Disenfranchised generation: 1 million voters missing from UK election register
Labour Party leader Ed Miliband is warning hundreds of thousands of people may lose out on the chance to vote in the general election due to a change in the way voters register, prompting fears of a “disenfranchised generation.”
The latest figures show nearly one million people went missing from the electoral roll in 2013 after the government introduced new measures for individual registration which have not been widely publicized.
Labour claim the majority of those who have fallen off the electoral roll are “hundreds of thousands” of young people, leaving Miliband worried they will “lose their voice” in UK politics.
In an attempt to re-energize the UK’s voting culture, Miliband will tell students at Sheffield Hallam University they “must make themselves heard” in the general election.

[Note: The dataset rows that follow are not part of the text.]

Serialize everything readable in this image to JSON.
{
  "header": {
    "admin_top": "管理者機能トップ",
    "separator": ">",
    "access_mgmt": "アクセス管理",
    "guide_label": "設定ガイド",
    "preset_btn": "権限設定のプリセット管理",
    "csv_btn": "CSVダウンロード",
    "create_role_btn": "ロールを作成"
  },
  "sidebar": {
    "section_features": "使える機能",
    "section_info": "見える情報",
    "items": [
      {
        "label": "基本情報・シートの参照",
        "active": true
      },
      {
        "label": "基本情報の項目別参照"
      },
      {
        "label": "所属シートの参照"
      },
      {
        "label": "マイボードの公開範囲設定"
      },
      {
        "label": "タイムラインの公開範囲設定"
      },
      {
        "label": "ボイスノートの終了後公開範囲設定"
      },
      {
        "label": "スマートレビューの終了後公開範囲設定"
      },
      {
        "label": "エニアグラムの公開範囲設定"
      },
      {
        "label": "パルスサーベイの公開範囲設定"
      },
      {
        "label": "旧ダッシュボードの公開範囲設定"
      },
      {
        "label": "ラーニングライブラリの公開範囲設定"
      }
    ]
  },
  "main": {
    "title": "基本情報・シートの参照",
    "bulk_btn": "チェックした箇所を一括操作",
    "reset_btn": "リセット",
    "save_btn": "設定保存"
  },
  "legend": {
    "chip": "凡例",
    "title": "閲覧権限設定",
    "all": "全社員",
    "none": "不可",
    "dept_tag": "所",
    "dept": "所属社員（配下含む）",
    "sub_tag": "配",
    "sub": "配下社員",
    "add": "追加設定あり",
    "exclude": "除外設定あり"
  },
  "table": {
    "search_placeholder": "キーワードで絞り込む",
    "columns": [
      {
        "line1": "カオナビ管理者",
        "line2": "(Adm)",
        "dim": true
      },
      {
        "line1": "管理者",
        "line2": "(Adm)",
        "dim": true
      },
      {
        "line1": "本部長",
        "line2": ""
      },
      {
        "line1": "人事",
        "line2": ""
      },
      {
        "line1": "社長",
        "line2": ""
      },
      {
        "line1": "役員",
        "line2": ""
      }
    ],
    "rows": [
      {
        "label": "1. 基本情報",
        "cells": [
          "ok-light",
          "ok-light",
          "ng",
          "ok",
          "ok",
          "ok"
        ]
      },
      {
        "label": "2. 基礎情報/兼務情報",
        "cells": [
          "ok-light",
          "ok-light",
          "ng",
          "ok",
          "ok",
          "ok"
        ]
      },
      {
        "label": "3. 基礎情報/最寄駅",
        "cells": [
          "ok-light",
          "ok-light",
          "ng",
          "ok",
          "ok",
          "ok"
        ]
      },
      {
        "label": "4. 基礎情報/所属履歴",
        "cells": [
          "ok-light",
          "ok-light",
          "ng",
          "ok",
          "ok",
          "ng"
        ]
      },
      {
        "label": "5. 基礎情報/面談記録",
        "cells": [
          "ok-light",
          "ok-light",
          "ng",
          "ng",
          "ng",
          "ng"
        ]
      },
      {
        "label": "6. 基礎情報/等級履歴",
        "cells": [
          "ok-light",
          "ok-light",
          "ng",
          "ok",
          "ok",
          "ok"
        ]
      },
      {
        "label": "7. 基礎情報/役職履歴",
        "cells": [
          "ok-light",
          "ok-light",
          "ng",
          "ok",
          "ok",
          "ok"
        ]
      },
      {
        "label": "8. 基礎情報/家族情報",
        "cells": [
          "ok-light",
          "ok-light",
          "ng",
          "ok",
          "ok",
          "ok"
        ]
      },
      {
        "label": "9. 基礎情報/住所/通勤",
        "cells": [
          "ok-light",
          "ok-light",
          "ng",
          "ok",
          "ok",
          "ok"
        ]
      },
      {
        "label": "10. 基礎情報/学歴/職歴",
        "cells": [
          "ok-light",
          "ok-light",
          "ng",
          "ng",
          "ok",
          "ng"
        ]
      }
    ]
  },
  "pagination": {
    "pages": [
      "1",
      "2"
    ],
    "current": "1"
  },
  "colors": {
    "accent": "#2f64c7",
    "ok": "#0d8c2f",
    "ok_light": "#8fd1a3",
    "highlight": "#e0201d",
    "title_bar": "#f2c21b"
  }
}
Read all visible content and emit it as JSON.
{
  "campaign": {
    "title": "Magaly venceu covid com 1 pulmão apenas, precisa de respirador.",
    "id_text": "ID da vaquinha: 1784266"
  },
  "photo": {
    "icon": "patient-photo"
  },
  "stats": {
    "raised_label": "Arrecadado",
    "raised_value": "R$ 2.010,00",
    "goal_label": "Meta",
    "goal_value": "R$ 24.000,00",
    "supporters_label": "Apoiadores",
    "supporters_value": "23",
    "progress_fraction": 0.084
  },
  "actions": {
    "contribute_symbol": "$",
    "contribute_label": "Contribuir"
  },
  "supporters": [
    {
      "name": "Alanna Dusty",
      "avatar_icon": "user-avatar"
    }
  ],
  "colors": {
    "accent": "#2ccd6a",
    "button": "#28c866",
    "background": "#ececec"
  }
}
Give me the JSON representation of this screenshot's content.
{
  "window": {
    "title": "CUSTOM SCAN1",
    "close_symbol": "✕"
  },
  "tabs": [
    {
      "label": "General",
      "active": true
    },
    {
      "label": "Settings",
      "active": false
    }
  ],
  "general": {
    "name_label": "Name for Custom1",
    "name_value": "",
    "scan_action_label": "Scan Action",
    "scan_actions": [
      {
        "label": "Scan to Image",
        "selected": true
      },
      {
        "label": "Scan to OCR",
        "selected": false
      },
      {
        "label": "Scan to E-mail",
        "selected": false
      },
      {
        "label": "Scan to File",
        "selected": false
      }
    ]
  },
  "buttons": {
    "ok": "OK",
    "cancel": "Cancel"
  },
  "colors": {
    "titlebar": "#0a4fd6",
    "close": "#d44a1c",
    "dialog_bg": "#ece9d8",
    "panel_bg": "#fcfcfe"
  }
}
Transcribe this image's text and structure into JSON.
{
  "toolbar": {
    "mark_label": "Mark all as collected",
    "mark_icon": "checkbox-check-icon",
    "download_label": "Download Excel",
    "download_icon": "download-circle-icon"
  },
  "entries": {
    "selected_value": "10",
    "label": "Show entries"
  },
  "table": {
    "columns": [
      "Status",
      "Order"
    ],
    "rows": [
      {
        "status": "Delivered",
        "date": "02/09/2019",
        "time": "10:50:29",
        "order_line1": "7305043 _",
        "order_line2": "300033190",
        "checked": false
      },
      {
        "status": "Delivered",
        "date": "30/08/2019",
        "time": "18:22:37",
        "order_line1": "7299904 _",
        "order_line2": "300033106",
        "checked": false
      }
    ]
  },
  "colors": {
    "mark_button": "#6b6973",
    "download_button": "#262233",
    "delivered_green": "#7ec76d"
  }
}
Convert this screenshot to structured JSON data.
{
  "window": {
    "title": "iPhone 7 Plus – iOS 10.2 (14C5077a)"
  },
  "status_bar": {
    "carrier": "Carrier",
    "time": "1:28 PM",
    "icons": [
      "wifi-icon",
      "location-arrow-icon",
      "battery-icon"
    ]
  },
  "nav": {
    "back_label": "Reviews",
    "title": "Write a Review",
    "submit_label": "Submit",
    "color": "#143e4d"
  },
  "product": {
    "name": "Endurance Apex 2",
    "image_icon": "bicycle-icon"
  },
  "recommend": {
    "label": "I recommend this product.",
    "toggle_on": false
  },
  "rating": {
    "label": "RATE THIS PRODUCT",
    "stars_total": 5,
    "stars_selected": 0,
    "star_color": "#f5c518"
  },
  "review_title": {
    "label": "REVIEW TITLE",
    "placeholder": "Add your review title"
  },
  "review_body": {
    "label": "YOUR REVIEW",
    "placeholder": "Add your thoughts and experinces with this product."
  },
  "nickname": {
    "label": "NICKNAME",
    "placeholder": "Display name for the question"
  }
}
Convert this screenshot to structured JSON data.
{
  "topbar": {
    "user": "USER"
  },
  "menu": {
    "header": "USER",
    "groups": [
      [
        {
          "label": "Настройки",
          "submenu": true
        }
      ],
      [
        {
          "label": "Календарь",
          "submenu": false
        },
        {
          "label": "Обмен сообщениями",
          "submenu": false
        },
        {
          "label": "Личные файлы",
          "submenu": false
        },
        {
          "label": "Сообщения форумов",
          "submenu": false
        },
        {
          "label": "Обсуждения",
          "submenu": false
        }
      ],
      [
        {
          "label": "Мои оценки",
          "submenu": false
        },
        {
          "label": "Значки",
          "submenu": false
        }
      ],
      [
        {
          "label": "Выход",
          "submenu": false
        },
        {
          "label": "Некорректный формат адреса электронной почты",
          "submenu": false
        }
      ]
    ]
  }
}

“This election is a hugely important moment for young people. It is a choice that will have implications now and for years to come. It is about who this country is run for: working people, young people, or just a very few people at the top?”
The speech marks the beginning of a Labour drive to increase the youth turnout, blaming the coalition for the fall in registration.
The party claims one of the main reasons young voters are missing is the change to the electoral roll, which does not allow universities to automatically register students living in halls of residence.
This has left towns and cities with a high density of students, such as Nottingham, Cardiff and inner-city London, most at risk of losing voter registration.
Figures show that of the 373 Local Authorities for which data has been processed, 307 have seen a reduction in the electoral roll, with a total of 1,016,024 fewer registrations in 2015 than 2014.
Other parties have reacted with anger to Miliband’s comments, with the Liberal Democrats accusing Labour of “political point scoring.”
They claim to have vetoed a Conservative plan to attempt to woo overseas voters, and to have set aside £10m for a voter registration campaign.
Deputy Commons Leader for the Lib Dems Tom Brake called the Labour leader’s speech “scaremongering.”
“Labour must have forgotten it began the policy of individual electoral registration while it was in government.”
“Instead of scaremongering, Labour should be working with its own local authorities to ensure that the large amount of money available is spent helping people, particularly students, register to vote.”
“Labour also seems keen to hide the fact that the Coalition has made it extremely easy to register to vote – it can be done online in a couple of minutes,” he added.
But the president of the National Union of Students Toni Pierce said there was “a huge amount of work to do” to stop potential young voters from becoming disenfranchised.
“The risks of failing to do so are massive – we know that people who don’t vote in their first election are far less likely to do so in the future,” she said.